'Yellowstone' Star Kevin Costner Denies Hiding Millions In Secret Swiss Bank Account
Kevin Costner says allegations he hid millions in a secret Swiss bank account are absurd, and he went to court to fight the claim.
According to court documents obtained by The Blast, Costner is demanding the lawsuit filed by a man named Bradley Birkenfeld be dismissed.
Birkenfeld, a famous whistleblower who helped recover billions of taxpayer dollars, claims he had his tell-all-book derailed by Kevin Costner and billionaire Leonard Lauder when they threatened legal action over his mention that they each held secret bank accounts worth millions of dollars.
Costner blasts Birkenfeld calling him a “convicted felon who admitted conspiring to defraud the US government out of taxes on hundreds of millions of dollars, who admitted smuggling diamonds into the country in a toothpaste tube, and who served time in federal prison.”
The actor says Birkenfeld now lives overseas and travels the world giving speeches on tax fraud.
He claims, “In an apparent gambit to raise his own profile and continue to seek his “fifteen minutes of fame,” Birkenfeld has repeatedly spread outrageous malicious lies claiming that Defendant Kevin M. Costner supposedly hid millions of dollars in a secret UBS Swiss bank account to evade US taxes. Birkenfeld has done so despite the fact that Mr. Costner never had any UBS Swiss account or any offshore accounts whatsoever”
Costner says it is not even necessary to “delve into the provably false allegation” against him, but is demanding the case simply be thrown out for being filed in the wrong state.
Earlier this year, Birkenfeld sued the actor and billionaire Leonard Lauder in federal court. In his suit, Birkenfeld claims he wrote a book in 2016 called "Lucifer's Banker," about his work in the banking industry and his role as "a world-renowned whistleblower."
Birkenfeld claims he "voluntarily disclosed to multiple United States law enforcement authorities and the U.S. Senate Permanent Subcommittee on Investigations (“PSI”) the existence of 19,000 Americans with secret, offshore, undeclared, numbered bank accounts at UBS, Switzerland, an offshore mecca for billionaires, to evade United States income taxes, capital gains taxes, estate taxes, or otherwise engage in illegal conduct."
He says his work with the government helped recover "more than $20 billion from American taxpayers in back taxes, fines, and penalties."
When Birkenfeld submitted the manuscript for his book, it identified Lauder and his mother — THE Josephine Esther “Estée” Lauder — "as owners of secret, offshore, undeclared bank accounts at UBS, Switzerland."
The original manuscript also contained reference that Kevin Costner "had a $20 million account in the Private Banking Unit [of UBS]."
Birkenfeld also claims he also gave testimony under oath about the account to the U.S. Department of Justice, IRS, SEC, and the PSI."

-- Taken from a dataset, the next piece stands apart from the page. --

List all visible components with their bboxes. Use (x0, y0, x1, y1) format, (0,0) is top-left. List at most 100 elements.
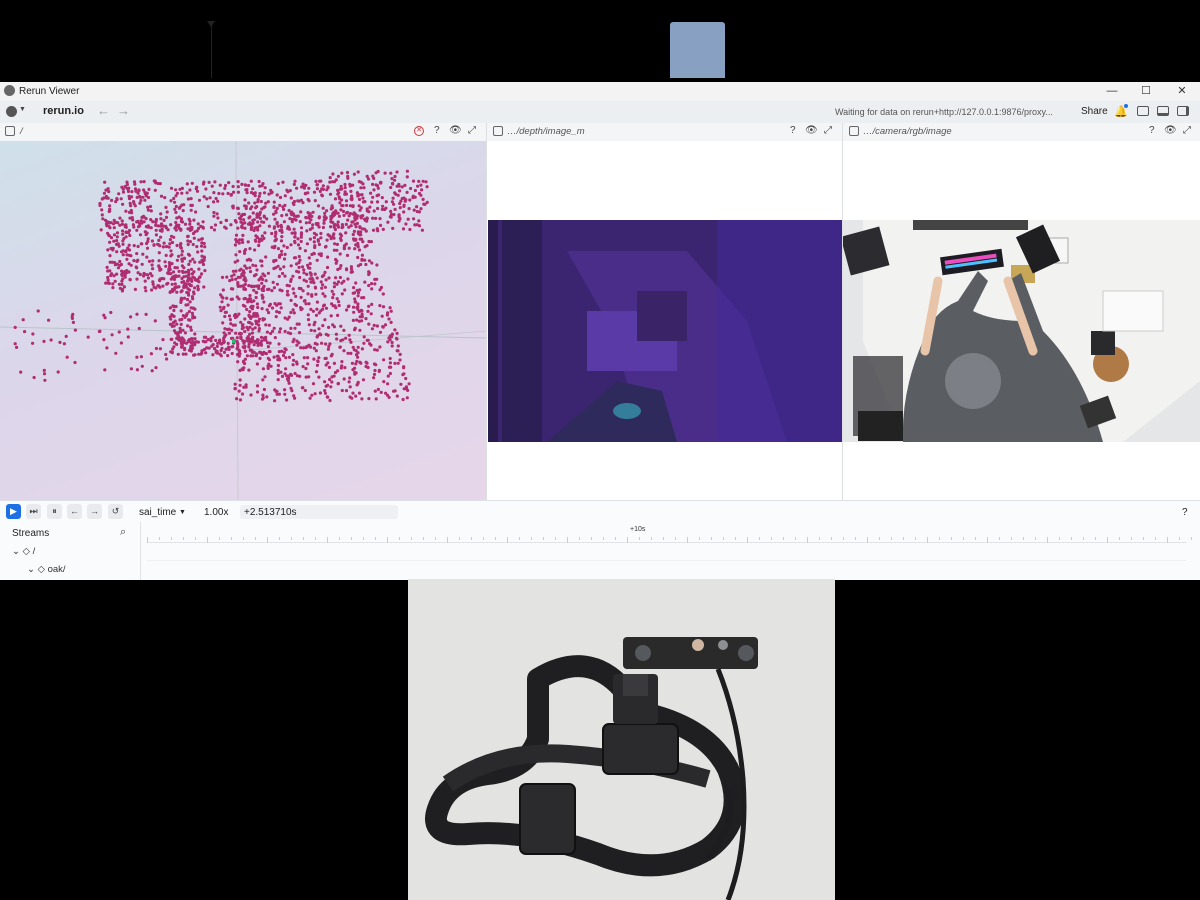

But in September 2016, just before the book was to be published, Birkenfeld claims lawyers for Lauder and Costner separately sent letters to his publisher threatening legal action "unless references to them as owners of secret, offshore, undeclared, numbered accounts at UBS, Switzerland in Lucifer’s Banker were censored."
He claims Costner's letter "falsely asserted" that the star "never had an account with UBS...[M]y client never had any account with UBS and has never had any offshore bank account."
Lauder's letter, Birkenfeld claims, said the accounts complied with United States and Swiss law and "falsely insinuated that Defendant LAUDER and his mother Estée Lauder never owned a secret, offshore, undeclared numbered account at UBS, Switzerland."
References to both Costner and Lauder were eventually removed from the book, which Birkenfeld claims "substantially diminished the newsworthiness and global sales" of the book.
He also claims the demands delayed publication, caused his publisher to destroy tens of thousands of previously printed books, required him to hire an additional attorney to vet the book, damaged his reputation, and forced him to increase his literary insurance to $3 million.
Birkenfeld is suing seeking damages in excess of $75,000.